I first heard about the web 2.0 trademark issue on Friday evening. It was emailed to me by someone in Ireland – a country I am a frequent visitor to (more on that later). My first reaction was .. ‘Oh f***!’ I am about to release a book on mobile web 2.0 .. and if ‘web 2.0’ itself is service marked ..
But one look at the actual letters on blogosphere convinced me otherwise .. This applied only to conferences. I was not creating a conference. I thought nothing of it ..
Over the next few hours, following a number of emails and blogs, it became quickly apparent that this was seen to be a major issue .. and I did not understand why it should be an issue ..
I still don’t understand what the fuss is all about .. Let me explain ..

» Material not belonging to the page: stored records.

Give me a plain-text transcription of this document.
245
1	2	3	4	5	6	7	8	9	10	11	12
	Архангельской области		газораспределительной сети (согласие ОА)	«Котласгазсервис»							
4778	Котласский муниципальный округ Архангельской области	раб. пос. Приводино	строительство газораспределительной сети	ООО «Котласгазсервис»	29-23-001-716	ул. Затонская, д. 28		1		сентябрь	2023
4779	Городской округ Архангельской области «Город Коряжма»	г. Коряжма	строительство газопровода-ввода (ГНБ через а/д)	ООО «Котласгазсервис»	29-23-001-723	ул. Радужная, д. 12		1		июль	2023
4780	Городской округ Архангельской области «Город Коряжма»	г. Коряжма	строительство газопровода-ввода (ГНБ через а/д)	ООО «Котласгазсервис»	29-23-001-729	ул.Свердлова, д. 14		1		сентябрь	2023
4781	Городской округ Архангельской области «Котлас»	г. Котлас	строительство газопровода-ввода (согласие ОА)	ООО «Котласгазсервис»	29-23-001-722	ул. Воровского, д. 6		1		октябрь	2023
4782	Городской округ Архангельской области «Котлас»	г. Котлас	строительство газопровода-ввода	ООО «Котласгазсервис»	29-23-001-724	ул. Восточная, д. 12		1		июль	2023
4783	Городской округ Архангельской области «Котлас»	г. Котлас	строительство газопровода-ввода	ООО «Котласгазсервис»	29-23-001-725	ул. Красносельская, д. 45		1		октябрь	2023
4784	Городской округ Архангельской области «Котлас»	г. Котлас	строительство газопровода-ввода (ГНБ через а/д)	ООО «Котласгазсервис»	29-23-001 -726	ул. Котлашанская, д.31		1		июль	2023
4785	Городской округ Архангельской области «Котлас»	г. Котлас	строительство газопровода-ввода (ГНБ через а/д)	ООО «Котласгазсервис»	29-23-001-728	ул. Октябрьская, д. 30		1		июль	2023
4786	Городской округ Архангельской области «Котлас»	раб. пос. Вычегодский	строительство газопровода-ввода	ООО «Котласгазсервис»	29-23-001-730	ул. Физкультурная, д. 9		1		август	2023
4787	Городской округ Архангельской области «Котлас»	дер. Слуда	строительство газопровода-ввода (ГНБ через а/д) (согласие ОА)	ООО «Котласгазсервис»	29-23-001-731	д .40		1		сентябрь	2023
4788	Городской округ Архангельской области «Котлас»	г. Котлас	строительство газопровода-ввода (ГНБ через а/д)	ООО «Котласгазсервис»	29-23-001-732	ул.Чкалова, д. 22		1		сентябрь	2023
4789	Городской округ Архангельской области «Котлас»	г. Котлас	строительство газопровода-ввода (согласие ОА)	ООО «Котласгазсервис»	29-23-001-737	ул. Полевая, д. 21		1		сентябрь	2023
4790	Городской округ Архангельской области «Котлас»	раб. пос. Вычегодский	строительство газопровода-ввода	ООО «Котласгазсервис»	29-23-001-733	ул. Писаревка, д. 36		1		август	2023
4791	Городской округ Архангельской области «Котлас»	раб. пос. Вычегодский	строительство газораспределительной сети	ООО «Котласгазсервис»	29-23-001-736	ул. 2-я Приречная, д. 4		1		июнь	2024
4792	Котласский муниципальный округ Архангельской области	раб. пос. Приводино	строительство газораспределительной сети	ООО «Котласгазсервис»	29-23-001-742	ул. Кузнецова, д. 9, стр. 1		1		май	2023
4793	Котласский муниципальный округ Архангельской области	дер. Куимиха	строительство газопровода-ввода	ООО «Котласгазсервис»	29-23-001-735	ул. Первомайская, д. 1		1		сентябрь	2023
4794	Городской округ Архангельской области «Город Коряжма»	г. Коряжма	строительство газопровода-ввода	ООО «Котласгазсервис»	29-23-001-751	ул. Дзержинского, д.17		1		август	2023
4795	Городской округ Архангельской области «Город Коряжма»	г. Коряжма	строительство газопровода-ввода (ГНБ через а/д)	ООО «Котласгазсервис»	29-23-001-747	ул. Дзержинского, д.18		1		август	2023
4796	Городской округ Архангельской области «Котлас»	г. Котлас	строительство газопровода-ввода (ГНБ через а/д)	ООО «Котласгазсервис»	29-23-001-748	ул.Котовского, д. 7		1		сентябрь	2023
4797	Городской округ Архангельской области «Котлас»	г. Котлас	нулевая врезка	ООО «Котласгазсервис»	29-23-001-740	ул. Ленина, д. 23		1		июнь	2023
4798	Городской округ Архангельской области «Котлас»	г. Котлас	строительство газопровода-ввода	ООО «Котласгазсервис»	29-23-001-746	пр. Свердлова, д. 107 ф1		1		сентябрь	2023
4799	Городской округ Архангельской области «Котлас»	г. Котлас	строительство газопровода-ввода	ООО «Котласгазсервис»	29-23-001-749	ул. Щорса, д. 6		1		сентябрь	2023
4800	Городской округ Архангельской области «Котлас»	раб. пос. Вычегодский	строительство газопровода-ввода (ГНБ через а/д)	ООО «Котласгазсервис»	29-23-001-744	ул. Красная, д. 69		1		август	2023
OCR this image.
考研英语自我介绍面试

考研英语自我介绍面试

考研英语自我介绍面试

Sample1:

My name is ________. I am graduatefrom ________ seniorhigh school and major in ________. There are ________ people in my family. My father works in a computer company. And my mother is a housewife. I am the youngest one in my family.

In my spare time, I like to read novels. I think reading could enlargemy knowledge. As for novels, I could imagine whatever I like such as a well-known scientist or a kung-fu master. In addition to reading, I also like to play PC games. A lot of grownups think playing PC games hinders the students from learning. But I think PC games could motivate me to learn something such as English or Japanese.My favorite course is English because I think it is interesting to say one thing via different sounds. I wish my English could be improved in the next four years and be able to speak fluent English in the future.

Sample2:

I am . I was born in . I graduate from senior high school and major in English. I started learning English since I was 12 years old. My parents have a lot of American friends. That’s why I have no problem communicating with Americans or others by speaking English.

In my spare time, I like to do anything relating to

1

I was one of the few people who voiced (under my own name – not anonymously) – the view that Tim deserves at least an opportunity to explain his point of view. Having now heard from Tim, I still endorse Tim O Reilly, his vision and his company.
Here is why ..
a) Tim O Reilly was effectively sentenced in absentia. No one deserves that – not least someone who has a good track record in the industry. They at least deserve a chance to put their view point before being condemned
b) The O Reilly corporate response, inadequate as it may be, was not a ‘fob off’ because it had a definite date by which time they said Tim would be back(Monday). For example we heard nothing by Wednesday or a definite date not been given, the corporate response would have been a cover up – not so in this case
c) O Reilly was the ‘wrong’ target .. It was CMP who has the service mark
d) O Reilly was the soft target!. CMP had already bared it’s legal fangs – so although CMP was the organisation that sent the letters, it was easier to target O Reilly
e) The whole issue covers conferences only. How many people actually organise conferences? Not many!. Ironically, as a publisher, it’s possible I may well organise a conference on a related topic .. so it ‘could’ affect me IF I called it a web 2.0 conference ..
f) Which brings me to the point .. why would anyone want to call their conference web 2.0? Service mark or not, the association between web 2.0 and a specific conference is well known to almost everyone involved. Have you ever bought a product that looked suspiciously similar to a well known product only to find it was a cheap imitation? Point being .. If I created a conference and called it a similar name to an existing larger conference, I am actually devaluing my brand . Sooner of later, people are bound to find out that ‘my’ event is not related to the ‘original’. At that point, my reputation is damaged for ever. I am not saying that this was the intention in this case, but the concept is valid for conferences in general. Its to protect your brand – that you would not create a similar conference .. Quite irrespective of service mark issues …
g) Thus, in my view, the ‘crowd was not wise’ – the whole issue was not relevant to 99.9% of the people.
h) And then .. there were the ‘child molestation’ posts .. not much to say about that ..
And now some background about my own reasons / views for interest ..
a) Ironically, I had also invited Tim to a different conference in Ireland. With a name like ‘Ajit Jaokar’, I am obviously not ‘Irish’ – but last year I spoke at an excellent conference in Dublin – and this year – I am advising the conference itself to make it a lot more global.
Hence, the invite to Tim earlier in the year. Thus, I actually have a very positive view of Irish conferences from personal experience especially because there are so many interesting start-ups there. Hence, I do hope, Tim/ORA will support more conferences in Ireland – and I have a personal interest in promoting this specific conference.
b) I have emulated Tim O Reilly’s strategy. On a personal level, I am also a strong evangelist for openness in the mobile data industry(what I call ‘OpenGardens – as opposed to ‘walled gardens’). With issues like net neutrality looming on the horizon, we all bigger issues to address – than this one
c) On a professional level, my company (futuretext) is also modelled broadly on Reilly but within a specific sector(mobility and digital convergence). I have learnt a lot about publishing in general by reading O Reilly blogs under the ‘Ask Tim’ site. I have tried to emulate the same spirit of openness in my company as well. Reading the web 2 issue blogs, I still believe the spirit of openness is intact at Reilly
My personal, Randian views lead me to respect the rights of an individual – in this case – both Tim and Tom. Having now heard from Tim, I think everyone acted in their best interest, within the parameters that they found themselves in – and that included CMP. I think a Mozilla like resolution may well take place of the outstanding issues. Time (and Tim!) will tell.
Some will be convinced , others not so about the final state of play. However, what I am convinced of is: in most cases , we are addressing the wrong issue. In the sense that unless we are conferences organisers, it really does not affect us directly
In a final ironic twist, I think Tim O Reilly was born in Cork! Speaking as a first generation immigrant myselves (in my case to the UK), you always attach a deep significance to your country of birth (in my case India). So, of all the places in the world .. it’s ironic that it was in Cork that this should happen .. Just a quaint observation.